This unit provides an introduction to topics in social epistemology.

Texts and Courses


  • Epistemology (upper level undergraduate)

Assigned Texts

  • Townley, Cynthia (2011). A Defense of Ignorance: Its Value for Knowers and Roles in Feminist and Social Epistemologies. Lexington Books. chs. 1-3.
  • Hardwig, John (1985). "Epistemic dependence". Journal of Philosophy 82 (7):335-349.
  • Fricker, Miranda (2003). "Epistemic injustice and a role for virtue in the politics of knowing". Metaphilosophy 34 (1/2):154-173.
  • Fricker, Miranda (2007). Epistemic Injustice: Power and the Ethics of Knowing. Oxford University Press. ch. 7.
  • Maitra, Ishani (2010). "The nature of epistemic injustice". Philosophical Books 51 (4):195-211.
  • Mills, Charles (2007). "White Ignorance". In Shannon Sullivan Nancy Tuana (ed.), Race and Epistemologies of Ignorance. State Univ of New York Pr 11-38.
  • Spelman, Elizabeth V. (2007). "Managing ignorance". In Shannon Sullivan Nancy Tuana (ed.), Race and Epistemologies of Ignorance. 119-31.

Recommended Schedule

Day Topic Reading
1 Epistemic Interdependence Townley, A Defense of Ignorance, ch. 1; Hardwig, “Epistemic Dependence”
2 Epistemic Interdependence Townley, A Defense of Ignorance, ch. 2
3 Epistemic Injustice Fricker, “Epistemic Injustice and a Role for Virtue”
4 Epistemic Injustice Fricker, Epistemic Injustice, ch. 7
5 Epistemic Injustice Maitra, “The Nature of Epistemic Injustice”
6 Ignorance Mills, “White Ignorance”
7 Ignorance Spelman, “Managing Ignorance”
8 Ignorance Townley, A Defense of Ignorance, ch. 3

Background Information

The suggested unit would be appropriate to include in an upper-level undergraduate epistemology survey class. Its subject matter is social epistemology, but with an emphasis on topics other than testimony and disagreement, which tend to dominate that literature in mainstream outlets. Three sub-topics are covered in the unit: epistemic interdependence, epistemic injustice, and ignorance.

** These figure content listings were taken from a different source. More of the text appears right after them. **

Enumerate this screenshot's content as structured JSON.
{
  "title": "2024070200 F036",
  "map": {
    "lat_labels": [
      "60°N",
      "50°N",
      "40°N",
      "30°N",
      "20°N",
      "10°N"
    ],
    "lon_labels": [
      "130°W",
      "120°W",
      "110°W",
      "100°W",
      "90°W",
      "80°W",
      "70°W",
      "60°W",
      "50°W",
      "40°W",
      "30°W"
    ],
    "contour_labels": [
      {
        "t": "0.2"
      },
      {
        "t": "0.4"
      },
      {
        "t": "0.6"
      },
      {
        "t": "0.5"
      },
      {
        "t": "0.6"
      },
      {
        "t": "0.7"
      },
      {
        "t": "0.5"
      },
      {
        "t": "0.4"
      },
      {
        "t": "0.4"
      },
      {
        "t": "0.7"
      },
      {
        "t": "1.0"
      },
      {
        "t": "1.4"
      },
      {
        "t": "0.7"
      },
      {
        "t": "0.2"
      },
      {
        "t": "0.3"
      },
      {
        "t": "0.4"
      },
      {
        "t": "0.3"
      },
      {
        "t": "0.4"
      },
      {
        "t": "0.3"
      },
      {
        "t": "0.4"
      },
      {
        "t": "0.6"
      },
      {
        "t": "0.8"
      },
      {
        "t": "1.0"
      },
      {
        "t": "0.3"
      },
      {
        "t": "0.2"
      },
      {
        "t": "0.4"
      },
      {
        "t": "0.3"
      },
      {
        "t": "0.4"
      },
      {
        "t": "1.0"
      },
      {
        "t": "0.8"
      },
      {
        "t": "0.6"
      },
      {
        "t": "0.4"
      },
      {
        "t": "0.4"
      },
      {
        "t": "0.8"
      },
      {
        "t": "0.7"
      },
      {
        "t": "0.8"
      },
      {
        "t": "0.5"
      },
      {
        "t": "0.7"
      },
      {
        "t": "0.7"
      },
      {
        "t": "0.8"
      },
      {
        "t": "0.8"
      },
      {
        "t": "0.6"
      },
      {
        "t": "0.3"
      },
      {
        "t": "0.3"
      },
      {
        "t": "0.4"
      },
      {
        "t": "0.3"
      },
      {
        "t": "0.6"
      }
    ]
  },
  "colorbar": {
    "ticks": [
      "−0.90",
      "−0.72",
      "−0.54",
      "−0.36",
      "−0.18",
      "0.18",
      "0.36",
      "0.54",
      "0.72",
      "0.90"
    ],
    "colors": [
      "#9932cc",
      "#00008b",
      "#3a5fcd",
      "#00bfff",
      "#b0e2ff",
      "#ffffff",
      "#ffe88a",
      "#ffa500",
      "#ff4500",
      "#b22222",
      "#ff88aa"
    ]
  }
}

The first three readings introduce and elaborate upon the theme that our epistemic lives are irremediably social, and hence so must be our epistemology. Townley does an especially nice job of making this case, and of showing how this introduces problems and issues into epistemology that we might have thought were only proper to social and political philosophy. Along the way, she also argues for the epistemic importance, and the social benefits, of ignorance.

The next few readings explore Miranda Fricker’s excellent work on one of those social/political problems that a genuinely social epistemology must deal with: epistemic injustice. This phenomenon occurs when a hearer grants too little credibility to a speaker on account of the influence of a pernicious stereotype on her (the hearer).

The final group of readings focuses on a particular sort of social ill that can be caused by widespread and motivated ignorance. Charles Mills iconically made the case that white supremacy is undergirded by a determined and, in some cases, epistemically and morally culpable, ignorance about the realities of the lives and history of people of color. Spelman articulates those ideas further, and Townley wraps up the unit by discussing all three topics in her chapter on institutional epistemic dependence.